Disasters like these, while rare, can be terrifying. It doesn’t take much for a busy event to turn deadly and the panic that sets in during crowd crushes is what makes them fatal. The South Korean crush happened almost exactly one year after 10 people died in a crush during Travis Scotts’ performance at the Astroworld Festival in Texas.

The events are not a new phenomenon. Historians report crowd crushes as far back as the 18th century. When the density of people in a confined space reaches a certain level, crowd crushes become almost inevitable. Some of the most horrifying and famous include the 1964 crush at a football match in Lima, Peru, where more than 300 people died. In 1989, at a football stadium in Sheffield, UK, 94 people were crushed to death after 2,000 people were allowed to pour into crowded terraces with no way out.

That last one, the Hillsborough crush, had a significant impact on British culture and changed the way football stadium security was regulated. There is no doubt that the Itaewon crush will have a similarly lasting impact.

How Crowd Crushes Happen

Crowd crushes mainly happen at events where there are a lot of people and limited crowd control. Small spaces like hallways and alleys are prime territory, but they can happen in big crowds too once the density reaches a certain level. As this happens, humans begin to act more like a liquid, with a push from behind having a ripple effect through the crowd that can lead to crushing. This is what happened at Astroworld as the crowd surged towards the stage at the start of Scott’s performance.

One Twitter user has shared a detailed thread on how crowd crushes happen, noting that once the density in a crowd reaches four people per square metre, the chances of there being a crush significantly increase. Once you get six, it becomes very dangerous.

Watching for crowd density, and removing yourself from the situation when it becomes too dense, is key to avoiding being caught in a crush.

John Drury, an expert on the social psychology of crowd management at the University of Sussex, has told The Guardian that crowd crushes usually include three interlinked factors: overcrowding, waves of movement in an already extremely dense crowd, and crowd collapse. When there is an obstruction, the effects are exacerbated.

Crowd crushes can happen as people are kept upright in a crowd through pressure on each other. If someone falls, the pressure will push others into that now-vacant space, with more being dragged in to relieve pressure coming from the edges. This is when you get trampling and people falling onto each other in piles.

How to Protect Yourself in a Crowd Crush

People typically don’t realise how dense a crowd is, or how dangerous a dense crowd can become, as visibility drops to just those around you. This is why people may continue to push from behind or be unaware of others in the crowd.

First of all, you want to avoid tripping over. Removing backpacks, while it might seem like a good idea to give others space, can cause tripping hazards and more people to fall. Trying not to fall, and helping up others who have fallen, is paramount.

During a crowd crush, people tend to get injured and die when they are squashed to such an extent that their lungs can no longer inflate. What you need to do in this situation is lock your arms around your chest, giving protection to your ribcage and lungs.

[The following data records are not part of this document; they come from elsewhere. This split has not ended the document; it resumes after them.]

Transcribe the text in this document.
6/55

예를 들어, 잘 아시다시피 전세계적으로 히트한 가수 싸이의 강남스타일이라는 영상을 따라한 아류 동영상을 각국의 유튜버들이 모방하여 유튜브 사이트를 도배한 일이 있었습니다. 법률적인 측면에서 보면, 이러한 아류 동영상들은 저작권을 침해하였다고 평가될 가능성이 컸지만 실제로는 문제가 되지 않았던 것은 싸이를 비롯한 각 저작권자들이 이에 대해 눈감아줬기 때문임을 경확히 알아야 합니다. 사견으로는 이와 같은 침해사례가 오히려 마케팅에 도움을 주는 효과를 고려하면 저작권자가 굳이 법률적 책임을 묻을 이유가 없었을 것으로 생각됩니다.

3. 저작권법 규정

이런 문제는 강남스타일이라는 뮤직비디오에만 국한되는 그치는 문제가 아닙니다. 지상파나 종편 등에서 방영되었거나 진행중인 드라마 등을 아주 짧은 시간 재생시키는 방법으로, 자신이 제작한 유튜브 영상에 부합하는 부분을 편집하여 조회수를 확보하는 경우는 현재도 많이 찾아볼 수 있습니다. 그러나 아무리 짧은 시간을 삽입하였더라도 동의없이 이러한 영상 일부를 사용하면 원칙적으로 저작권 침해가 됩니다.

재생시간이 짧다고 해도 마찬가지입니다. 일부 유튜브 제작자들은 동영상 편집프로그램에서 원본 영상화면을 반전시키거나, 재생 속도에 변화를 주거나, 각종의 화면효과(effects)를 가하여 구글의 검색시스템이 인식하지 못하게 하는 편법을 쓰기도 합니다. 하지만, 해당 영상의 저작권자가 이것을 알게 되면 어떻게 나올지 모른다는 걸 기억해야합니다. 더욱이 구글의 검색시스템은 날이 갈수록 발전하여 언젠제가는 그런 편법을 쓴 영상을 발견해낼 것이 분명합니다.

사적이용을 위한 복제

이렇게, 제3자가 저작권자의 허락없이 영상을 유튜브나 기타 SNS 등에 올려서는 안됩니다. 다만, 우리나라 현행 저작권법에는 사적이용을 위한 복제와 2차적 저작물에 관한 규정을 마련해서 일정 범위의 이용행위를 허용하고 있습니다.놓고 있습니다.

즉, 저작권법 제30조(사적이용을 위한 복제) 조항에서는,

What is also advised is the need to stay calm. Shouting and screaming will only heighten panic and the more panicked people in a small space, the worse it can get.

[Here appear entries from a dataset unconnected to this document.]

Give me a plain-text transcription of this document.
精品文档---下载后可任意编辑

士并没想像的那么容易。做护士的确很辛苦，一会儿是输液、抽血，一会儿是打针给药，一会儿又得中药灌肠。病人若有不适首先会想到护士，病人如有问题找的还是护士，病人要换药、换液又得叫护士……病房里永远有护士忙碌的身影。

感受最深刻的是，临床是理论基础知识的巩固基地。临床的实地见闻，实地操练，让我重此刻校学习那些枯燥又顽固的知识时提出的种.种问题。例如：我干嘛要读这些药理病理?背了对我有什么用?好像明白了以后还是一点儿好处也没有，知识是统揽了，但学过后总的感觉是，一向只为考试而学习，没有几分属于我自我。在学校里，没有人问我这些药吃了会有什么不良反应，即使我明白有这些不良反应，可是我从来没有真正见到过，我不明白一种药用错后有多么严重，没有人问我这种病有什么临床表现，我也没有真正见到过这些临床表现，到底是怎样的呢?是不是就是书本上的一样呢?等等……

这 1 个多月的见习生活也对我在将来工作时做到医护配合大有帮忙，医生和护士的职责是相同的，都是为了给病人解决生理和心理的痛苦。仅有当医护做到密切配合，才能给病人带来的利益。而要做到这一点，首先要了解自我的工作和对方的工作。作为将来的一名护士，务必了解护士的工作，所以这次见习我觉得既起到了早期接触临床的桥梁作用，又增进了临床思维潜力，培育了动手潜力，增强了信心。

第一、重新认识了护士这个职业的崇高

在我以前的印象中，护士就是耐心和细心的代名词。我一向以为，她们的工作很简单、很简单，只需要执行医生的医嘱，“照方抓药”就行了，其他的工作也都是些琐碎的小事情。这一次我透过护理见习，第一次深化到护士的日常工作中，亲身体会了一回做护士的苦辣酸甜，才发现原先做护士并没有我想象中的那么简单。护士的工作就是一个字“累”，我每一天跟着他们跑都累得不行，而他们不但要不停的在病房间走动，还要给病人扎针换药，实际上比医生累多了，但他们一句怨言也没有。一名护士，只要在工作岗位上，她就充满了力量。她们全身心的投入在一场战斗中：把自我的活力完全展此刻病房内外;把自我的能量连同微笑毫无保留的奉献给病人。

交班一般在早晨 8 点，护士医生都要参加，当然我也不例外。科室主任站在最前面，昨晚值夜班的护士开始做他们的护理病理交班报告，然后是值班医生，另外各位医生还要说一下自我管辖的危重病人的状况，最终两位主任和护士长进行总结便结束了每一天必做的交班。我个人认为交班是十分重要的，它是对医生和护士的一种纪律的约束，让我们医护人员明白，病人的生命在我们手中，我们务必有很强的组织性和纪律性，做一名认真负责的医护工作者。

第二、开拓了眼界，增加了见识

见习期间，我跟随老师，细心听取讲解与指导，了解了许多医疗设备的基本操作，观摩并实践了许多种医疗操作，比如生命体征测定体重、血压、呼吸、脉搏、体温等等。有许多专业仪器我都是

This being said, crowd safety expert Professor Alsion Hutton, has said that “there is not much someone can do if they find themselves stuck deep in a dense mosh pit which is out of control.”

Crowd Crushes Can Happen Anywhere

Crowd crushes are always entirely the fault of the organisers and those involved in planning the event. Because Australia has good safety management regulations in place to stop these kinds of events, we may not think of them as a problem for us. The reality is, though, that they have happened here before and can happen again.

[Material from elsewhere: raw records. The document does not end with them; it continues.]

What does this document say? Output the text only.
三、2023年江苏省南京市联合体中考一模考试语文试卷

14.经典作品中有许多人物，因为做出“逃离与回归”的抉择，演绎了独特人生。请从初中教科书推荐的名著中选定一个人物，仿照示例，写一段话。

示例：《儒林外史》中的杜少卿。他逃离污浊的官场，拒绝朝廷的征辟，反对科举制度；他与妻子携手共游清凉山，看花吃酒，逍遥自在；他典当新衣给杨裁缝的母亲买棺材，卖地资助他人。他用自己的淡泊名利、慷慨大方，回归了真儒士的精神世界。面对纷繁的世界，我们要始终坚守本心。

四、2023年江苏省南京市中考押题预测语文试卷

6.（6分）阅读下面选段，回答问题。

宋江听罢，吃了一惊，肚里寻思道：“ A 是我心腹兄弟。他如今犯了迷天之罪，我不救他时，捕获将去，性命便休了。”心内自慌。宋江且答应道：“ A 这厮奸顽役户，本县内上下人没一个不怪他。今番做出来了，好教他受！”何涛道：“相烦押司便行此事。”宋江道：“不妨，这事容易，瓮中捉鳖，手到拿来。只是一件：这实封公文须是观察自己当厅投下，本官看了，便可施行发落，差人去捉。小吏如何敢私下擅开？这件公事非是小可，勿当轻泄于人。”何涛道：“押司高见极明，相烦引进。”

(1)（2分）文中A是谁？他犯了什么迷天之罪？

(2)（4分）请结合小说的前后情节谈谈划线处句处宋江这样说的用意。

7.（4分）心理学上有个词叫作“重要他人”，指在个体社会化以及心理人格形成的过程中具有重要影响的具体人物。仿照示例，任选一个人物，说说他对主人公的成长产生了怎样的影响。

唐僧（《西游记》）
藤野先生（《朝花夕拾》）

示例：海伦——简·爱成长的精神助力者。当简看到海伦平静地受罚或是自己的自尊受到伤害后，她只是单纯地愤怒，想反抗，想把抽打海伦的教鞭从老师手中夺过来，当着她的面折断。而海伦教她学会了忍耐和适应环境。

The last person killed in a crowd crush incident in Australia was 16-year-old Jessica Michalik who died during Limp Bizkit’s set at Big Day Out in 2001. The incident changed crowd management in Australia forever and the guitarist, Wes Borland, quit the band in the aftermath.

However, in 2016, 80 people were injured in a crowd crush at Falls Festival as they tried to leave a tent after the DMA’s. The festival was forced to re-think its crowd management strategy and eventually paid out $7 million to those who were affected.